Antibiotics Do Not Impact Chemo-Immunotherapy Outcomes in NSCLC
Immunotherapy with immune checkpoint inhibitors (ICIs), either alone or in combination with chemotherapy, is now the established standard of care in the management of advanced non-small cell lung cancer (NSCLC). However, the diversity of the gut microbiome has emerged as a critical determinant of the efficacy of ICIs. Although not definitively proven, mechanistic and epidemiological evidence suggests that prior antibiotic exposure may impact outcomes in patients treated with ICI monotherapy. In addition, recent data indicate that fecal transplantation can reverse immunotherapy resistance in patients with melanoma. This finding further supports the role of a healthy gut microbiome for ICI efficacy. In contrast, there does not appear to be a link between the efficacy of chemotherapy and antibiotic (ATB) use.

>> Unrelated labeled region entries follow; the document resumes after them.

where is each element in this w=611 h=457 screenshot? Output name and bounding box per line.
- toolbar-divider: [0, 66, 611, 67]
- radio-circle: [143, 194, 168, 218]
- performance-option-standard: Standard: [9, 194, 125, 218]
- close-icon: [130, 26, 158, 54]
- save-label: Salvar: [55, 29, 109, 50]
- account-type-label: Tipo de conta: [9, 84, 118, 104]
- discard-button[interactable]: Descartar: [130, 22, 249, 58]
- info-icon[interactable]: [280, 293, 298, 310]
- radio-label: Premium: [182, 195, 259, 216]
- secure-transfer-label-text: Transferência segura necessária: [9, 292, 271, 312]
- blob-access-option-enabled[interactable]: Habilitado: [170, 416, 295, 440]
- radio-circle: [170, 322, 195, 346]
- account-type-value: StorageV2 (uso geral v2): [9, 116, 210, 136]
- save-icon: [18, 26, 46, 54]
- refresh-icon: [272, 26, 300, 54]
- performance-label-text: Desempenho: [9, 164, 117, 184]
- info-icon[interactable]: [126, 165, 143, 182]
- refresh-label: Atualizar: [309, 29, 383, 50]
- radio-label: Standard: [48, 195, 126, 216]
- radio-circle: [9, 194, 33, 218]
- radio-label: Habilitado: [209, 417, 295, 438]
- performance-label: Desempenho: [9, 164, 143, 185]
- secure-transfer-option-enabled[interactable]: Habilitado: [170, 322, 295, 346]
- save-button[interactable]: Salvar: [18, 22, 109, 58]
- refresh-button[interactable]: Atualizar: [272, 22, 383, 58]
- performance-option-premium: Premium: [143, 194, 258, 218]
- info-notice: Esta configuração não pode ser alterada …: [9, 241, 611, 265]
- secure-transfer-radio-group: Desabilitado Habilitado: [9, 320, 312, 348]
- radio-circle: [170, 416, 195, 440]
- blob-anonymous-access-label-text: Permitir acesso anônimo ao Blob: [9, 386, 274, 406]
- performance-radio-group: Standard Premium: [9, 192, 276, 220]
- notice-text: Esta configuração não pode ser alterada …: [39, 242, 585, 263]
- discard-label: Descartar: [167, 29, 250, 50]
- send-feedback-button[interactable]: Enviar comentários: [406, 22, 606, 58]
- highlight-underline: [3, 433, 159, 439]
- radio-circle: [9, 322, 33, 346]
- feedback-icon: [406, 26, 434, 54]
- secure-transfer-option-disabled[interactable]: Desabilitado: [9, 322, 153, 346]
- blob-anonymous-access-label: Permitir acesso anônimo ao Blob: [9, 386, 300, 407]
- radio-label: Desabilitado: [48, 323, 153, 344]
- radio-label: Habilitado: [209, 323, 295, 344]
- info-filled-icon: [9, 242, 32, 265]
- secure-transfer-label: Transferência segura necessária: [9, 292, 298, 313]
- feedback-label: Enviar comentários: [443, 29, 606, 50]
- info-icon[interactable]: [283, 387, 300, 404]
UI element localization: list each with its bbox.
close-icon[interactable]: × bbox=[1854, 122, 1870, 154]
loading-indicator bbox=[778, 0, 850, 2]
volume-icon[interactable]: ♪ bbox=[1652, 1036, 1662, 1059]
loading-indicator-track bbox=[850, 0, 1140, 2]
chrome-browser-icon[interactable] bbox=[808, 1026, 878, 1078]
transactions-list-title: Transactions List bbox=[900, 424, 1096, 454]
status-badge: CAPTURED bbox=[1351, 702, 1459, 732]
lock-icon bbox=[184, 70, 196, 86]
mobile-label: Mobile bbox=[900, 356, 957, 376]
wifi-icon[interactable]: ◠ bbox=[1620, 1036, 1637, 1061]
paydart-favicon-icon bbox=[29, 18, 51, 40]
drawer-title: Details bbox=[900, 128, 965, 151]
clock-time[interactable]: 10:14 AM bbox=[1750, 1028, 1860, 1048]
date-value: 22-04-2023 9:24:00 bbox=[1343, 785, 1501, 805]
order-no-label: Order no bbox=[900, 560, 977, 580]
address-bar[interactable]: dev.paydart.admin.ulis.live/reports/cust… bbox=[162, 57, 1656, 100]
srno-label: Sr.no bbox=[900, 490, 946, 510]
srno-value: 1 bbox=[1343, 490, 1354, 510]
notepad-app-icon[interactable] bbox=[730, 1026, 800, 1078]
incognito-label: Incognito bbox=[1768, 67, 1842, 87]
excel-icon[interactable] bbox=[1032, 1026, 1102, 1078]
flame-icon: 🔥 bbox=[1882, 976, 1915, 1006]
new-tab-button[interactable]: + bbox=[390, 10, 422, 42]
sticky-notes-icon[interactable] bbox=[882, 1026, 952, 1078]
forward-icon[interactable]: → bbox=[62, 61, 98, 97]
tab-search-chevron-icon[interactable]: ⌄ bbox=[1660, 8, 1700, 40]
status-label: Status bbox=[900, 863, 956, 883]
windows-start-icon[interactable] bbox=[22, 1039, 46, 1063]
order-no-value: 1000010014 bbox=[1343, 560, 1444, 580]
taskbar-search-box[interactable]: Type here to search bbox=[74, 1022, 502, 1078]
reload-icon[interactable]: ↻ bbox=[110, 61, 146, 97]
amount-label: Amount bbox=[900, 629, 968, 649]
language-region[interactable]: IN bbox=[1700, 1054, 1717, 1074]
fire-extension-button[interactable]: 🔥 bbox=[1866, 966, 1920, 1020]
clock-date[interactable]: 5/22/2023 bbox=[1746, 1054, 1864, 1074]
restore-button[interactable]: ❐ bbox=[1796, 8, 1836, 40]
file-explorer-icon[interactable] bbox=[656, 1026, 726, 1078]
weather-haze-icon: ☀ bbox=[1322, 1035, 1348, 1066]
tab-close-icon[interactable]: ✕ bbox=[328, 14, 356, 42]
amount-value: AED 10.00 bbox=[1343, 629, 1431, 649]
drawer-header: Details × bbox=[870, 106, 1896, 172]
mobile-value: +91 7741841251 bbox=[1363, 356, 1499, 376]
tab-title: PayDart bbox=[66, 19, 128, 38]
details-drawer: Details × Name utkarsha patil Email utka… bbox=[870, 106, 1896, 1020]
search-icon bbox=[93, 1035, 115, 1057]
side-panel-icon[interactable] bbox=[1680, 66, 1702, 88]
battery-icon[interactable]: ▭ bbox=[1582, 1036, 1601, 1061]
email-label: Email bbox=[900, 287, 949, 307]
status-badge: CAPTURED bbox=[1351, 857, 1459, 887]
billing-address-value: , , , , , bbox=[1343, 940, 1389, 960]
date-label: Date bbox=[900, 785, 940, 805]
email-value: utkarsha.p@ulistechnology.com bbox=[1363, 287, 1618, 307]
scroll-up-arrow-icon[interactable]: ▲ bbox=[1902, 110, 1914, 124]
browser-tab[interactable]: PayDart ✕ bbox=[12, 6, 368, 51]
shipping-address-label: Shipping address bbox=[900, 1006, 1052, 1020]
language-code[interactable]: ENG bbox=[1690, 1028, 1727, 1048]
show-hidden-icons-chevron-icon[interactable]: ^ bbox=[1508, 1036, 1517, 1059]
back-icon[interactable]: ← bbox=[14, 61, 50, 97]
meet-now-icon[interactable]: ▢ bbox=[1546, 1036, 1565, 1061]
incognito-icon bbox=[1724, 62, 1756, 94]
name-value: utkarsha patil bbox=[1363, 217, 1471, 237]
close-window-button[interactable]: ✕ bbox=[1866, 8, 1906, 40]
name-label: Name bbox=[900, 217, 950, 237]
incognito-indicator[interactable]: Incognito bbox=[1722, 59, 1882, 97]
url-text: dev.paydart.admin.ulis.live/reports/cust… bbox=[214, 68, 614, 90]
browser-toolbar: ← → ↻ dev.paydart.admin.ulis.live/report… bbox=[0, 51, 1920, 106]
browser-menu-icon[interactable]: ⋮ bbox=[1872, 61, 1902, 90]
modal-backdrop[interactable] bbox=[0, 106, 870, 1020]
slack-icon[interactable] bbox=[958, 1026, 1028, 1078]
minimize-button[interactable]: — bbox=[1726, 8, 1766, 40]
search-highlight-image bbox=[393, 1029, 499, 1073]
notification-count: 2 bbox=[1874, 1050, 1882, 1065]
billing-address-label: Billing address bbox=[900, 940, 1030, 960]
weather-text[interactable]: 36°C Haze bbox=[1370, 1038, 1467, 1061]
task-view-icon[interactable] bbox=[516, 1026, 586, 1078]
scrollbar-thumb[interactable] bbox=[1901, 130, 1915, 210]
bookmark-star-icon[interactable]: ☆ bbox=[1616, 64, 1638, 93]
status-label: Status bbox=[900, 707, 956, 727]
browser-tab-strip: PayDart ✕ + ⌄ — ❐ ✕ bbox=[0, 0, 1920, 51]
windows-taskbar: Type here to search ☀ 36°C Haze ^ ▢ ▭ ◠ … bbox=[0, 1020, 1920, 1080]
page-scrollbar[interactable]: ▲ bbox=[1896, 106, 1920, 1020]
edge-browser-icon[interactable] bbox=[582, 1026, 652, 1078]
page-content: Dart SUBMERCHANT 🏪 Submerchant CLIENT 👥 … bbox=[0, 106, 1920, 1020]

A recently published retrospective international study examined if antibiotic (ATB) exposure impacts the efficacy of first-line combination of chemotherapy and immunotherapy in patients with advanced NSCLC. The researchers included 302 patients, treated in eight institutions over 6 years. They evaluated the association between previous antibiotic exposure (pATB) or concurrent antibiotic exposure (cATB) and overall survival (OS), progression-free survival (PFS), and objective response rate (ORR). Among the 302 patients with stage IV NSCLC, 47 (15.6%) had received pATB, and 117 (38.7%) received cATB. At chemo-immunotherapy initiation, there were no significant differences in clinicopathologic and molecular characteristics of patients in the pATB group compared with the non pATB group, except for a higher proportion of patients with ECOG performance status (PS) ≥2 in the pATB group (27.7% vs. 8.6%, P=0.0002). There were no statistically significant differences in OS and PFS between the pATB and non-pATB groups. The median OS of patients in the pATB group was 11.2 months and in the non-pATB group 16.6 months (P = 0.0503), while the median PFS was 5.6 months in the pATB group and 6.3 months in the non-pATB group (P=0.2626). Multivariate analysis showed that patients with pATB exposure have similar OS and PFS compared with unexposed patients, regardless of ECOG PS. Similarly, no difference in ORR was found across pATB exposure groups (42.6% vs. 57.4%; P=0.1794). In addition, results of multivariate analysis confirmed that cATB was not associated with an increased risk of progression (HR 1.29; P=0.092) or death (HR 1.30; P=0.125). However, receipt of cATB was associated with smoking status, indicating that active smokers were more susceptible to infections.
This is the first study to evaluate and show no association between ATB exposure and first-line chemo-immunotherapy efficacy in patients with advanced NSCLC. In their discussion, the authors propose that the synergistic interaction between ICIs and chemotherapy may compensate for detrimental ATB effects. Thus, pATB status could be integrated into the treatment decision-making process. For example, in patients with high PD-L1-positive advanced NSCLC and pATB exposure, a combination of ICI and chemotherapy should be considered as first-line therapy rather than a single-agent ICI. Another important finding for practice from this study is that cATB use does not impact clinical outcomes of NSCLC patients on chemo-immunotherapy. This is reassuring, as antibiotics are often prescribed prophylactically for chemotherapy-induced neutropenia and for treatment of febrile neutropenia. The authors acknowledge the limitations of this retrospective analysis and call for future research to further explore the stratification potential for pATB status and the interplay between gut microbiome diversity, systemic antibiotics, and chemotherapy-enhanced anticancer immunity.
Reference:
Cortellini A, et al. Annals of Oncology 2021; Aug 13 [Online ahead of print].